In den Roman geht es um Bill, Eddie, Ben, Mike, Stan, Richie und Beverly. Alle Kinder haben ihre ganz eigene Probleme und sind in der Schule sozusagen Außenseiter. Im Sommer 1958 finden alle sieben Kinder zusammen und schließen eine Freundschaft, die so stark ist, dass man merkt, dass diese Freundschaft nichts erschüttern kann. Gemeinsam gründen sie den Club der Verlierer stellen sich den Rüpel der Schule Henry Bowers und erleben einen schönen Sommer zusammen.
Doch dieser Sommer hat einen gewaltigen Schatten, denn Es entführt Kinder und tötet sie. Alle sieben Freunde hatten schon eine Begegnung mit Es und beschließen gemeinsam Es zu töten.
Das Buch erzählt sozusagen zwei Geschichten. Einmal die Geschichte von 1958 und einmal im Jahr 1985, wo sie der Club der Verlierer wieder in Derry trifft.
Wenn ich ehrlich bin hat mich die Geschichte doch schon recht enttäuscht. Es gab für die Länge des Besuches für meinen Geschmack zu wenige Konfrontationen mit Es und auch waren diese nicht wirklich gruselig. Ich fand auch, dass diese Handlung nicht im Fokus der Geschichte stand.
Stattdessen stand die Freundschaft der sieben Kinder im Fokus, was zwar sehr schön war, aber ich habe mir eine Horrorgeschichte gewünscht und die habe ich leider nicht bekommen. Auch kam nicht so recht Spannung auf und das fand ich auch echt schade, als es zum Finale gekommen ist.
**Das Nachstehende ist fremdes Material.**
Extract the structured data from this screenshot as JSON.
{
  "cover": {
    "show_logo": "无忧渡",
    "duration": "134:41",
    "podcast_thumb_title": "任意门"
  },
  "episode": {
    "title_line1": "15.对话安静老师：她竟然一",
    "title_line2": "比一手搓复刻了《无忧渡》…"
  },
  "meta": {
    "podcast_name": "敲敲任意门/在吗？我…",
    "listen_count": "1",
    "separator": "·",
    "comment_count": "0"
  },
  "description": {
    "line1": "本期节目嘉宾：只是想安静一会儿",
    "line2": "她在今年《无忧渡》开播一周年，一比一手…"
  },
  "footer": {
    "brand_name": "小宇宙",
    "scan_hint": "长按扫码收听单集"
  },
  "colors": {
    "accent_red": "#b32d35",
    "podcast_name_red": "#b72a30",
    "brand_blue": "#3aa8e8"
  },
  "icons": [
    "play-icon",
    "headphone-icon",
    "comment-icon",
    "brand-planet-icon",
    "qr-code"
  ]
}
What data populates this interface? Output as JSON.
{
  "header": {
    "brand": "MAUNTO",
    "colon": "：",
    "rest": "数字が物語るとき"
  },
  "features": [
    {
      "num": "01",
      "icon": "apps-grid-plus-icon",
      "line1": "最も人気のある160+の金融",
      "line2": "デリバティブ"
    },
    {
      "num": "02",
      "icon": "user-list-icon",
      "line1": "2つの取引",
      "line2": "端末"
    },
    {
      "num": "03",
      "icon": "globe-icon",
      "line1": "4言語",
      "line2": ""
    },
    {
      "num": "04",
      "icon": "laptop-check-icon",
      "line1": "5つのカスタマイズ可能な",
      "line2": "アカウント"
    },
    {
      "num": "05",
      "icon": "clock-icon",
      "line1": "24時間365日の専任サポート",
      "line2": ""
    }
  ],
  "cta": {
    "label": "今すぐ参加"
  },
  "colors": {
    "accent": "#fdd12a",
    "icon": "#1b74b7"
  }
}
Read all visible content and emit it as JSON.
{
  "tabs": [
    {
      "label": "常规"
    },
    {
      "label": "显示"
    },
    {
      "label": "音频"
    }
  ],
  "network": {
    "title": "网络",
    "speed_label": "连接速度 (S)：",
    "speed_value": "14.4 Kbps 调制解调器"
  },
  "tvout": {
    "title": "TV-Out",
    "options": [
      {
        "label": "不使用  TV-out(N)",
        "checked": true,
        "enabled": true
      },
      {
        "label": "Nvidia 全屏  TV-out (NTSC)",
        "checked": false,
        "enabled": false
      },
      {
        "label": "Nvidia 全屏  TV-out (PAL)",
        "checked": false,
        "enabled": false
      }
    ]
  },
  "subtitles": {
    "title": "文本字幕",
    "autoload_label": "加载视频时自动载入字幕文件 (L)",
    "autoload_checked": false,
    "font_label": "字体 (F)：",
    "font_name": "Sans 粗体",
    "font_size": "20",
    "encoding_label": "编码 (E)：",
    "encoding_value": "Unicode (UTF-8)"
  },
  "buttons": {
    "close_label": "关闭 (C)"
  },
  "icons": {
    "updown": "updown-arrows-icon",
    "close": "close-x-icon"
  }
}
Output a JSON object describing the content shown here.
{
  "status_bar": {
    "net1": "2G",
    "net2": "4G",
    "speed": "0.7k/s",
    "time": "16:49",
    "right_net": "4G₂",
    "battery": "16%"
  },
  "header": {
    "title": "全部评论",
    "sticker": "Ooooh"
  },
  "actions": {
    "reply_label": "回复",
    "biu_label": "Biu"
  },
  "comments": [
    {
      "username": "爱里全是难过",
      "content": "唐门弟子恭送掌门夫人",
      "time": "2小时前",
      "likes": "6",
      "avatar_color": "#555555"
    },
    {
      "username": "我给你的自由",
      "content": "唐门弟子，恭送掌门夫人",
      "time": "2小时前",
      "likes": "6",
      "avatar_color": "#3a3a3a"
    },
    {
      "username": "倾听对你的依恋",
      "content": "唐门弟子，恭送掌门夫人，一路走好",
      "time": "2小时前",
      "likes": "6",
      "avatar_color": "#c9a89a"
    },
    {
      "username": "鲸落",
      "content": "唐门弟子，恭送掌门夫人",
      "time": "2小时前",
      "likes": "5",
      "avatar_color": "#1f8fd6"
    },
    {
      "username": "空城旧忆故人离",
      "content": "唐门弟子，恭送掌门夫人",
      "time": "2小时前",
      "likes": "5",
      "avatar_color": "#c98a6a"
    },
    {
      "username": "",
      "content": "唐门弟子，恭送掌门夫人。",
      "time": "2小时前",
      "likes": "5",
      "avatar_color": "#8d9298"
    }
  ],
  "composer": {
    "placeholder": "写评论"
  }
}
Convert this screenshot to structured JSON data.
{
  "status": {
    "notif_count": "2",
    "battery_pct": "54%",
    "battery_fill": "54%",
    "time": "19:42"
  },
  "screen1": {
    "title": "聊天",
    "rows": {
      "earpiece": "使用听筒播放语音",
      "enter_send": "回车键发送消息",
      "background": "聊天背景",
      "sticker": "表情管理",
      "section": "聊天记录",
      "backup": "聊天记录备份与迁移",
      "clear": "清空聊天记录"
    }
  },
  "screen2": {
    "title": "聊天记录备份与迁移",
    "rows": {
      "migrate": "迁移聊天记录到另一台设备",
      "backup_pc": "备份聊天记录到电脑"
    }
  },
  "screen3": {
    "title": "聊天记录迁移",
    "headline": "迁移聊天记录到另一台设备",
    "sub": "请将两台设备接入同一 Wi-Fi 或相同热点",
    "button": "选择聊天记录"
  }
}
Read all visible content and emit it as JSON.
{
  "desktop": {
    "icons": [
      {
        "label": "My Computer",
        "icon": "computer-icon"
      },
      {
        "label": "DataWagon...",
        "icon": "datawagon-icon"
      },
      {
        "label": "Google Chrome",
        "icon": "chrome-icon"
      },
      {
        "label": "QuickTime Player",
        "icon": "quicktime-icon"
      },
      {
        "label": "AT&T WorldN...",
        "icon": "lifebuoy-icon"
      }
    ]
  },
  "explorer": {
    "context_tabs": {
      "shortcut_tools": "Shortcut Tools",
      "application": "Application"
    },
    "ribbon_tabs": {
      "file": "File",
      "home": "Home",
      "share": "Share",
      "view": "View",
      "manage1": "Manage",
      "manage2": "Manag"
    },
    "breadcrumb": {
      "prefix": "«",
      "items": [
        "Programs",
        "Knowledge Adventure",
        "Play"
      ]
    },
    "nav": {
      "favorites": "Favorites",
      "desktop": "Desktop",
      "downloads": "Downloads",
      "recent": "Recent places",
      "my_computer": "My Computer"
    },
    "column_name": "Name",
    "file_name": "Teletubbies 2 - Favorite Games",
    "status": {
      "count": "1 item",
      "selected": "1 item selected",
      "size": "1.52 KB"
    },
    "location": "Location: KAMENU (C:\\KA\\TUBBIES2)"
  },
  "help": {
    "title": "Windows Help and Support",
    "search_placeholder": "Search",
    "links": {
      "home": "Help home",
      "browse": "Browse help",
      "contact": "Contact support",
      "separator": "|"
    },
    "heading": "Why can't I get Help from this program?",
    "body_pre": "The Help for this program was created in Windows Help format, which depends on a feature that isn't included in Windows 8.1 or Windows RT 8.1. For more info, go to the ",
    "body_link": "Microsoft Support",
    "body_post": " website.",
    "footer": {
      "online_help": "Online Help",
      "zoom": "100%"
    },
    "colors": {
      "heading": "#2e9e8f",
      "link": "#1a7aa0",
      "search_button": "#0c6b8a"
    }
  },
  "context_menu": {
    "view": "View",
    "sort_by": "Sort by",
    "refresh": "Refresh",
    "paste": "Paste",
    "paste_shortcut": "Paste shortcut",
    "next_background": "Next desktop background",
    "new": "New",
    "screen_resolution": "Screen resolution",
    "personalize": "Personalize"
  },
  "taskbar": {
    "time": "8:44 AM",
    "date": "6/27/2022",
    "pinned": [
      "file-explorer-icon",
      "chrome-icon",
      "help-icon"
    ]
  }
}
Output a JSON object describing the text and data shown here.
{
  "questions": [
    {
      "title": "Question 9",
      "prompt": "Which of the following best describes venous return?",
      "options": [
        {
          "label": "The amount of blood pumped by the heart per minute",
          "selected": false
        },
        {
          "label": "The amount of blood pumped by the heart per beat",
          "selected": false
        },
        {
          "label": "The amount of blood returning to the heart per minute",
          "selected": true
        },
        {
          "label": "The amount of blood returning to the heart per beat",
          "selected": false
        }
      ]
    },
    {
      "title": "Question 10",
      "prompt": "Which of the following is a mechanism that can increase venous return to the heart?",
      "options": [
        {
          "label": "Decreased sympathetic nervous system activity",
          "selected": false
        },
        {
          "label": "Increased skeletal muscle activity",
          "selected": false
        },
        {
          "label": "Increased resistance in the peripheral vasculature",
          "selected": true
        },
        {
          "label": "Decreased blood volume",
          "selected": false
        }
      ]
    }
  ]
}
Dazu kam noch, dass sich Stephen King furchtbar viel Zeit gelassen hat die Geschichte zu erzählen. Dadurch entstanden auch sehr viele Längen im Buch und an mancher Stelle habe ich mir gewünscht, dass ich mir doch gewünscht hätte, dass das Buch 500 Seiten weniger hätte.
Die Charaktere jedoch mochte ich alle sehr sehr gerne. Durch die Länge des Buches, hat man jeden der sieben Hauptcharaktere so gut kennengelernt, dass man am Ende das Gefühl hatte sie alle wirklich zu kennen. Sie alle hatten ihre Fehler und Probleme mit denen sie sich herumschlagen musste. So stottert z.B. Bill und hat damit zu kämpfen und Ben ist übergewichtig.
Was ich auch toll an den Charakteren fand, war dass die alle unterschiedliche und auch einzigartige Charaktere haben. Kein Charakter glich dem anderen und das fand ich echt toll.
Zum Schreibstil muss ich sagen, dass ich Stephen Kings derben und vulgären Stil echt mag. Er hat das Schreiben wirklich perfektioniert, den jede noch so kleine Szene war echt bildlich dargestellt und man konnte alles schön flüssig lesen. Jedoch fand ich die Kapitellängen immer viel zu lang. Trotz den Unterkapitel. Durch die Länge der Kapitel wurde einem so ein bisschen die Lust am Lesen so ein bisschen genommen, denn man hatte einfach das Gefühl, dass man nicht vorankommt, was ich echt sehr schade fand.
Fazit:
Leider hat mich Es von Stephen King enttäuscht. Ich habe mir mehr Begegnungen mit Es gewünscht und mehr Grusel. Leider habe ich eine schöne Geschichte über Freundschaft bekommen, die jedoch ihre Längen hatte. Das Buch ist für die Geschichte einfach zu lang und das hat man an vielen Stellen bemerkt. Deswegen gebe ich dem Buch 2,5 von 5 Sternen.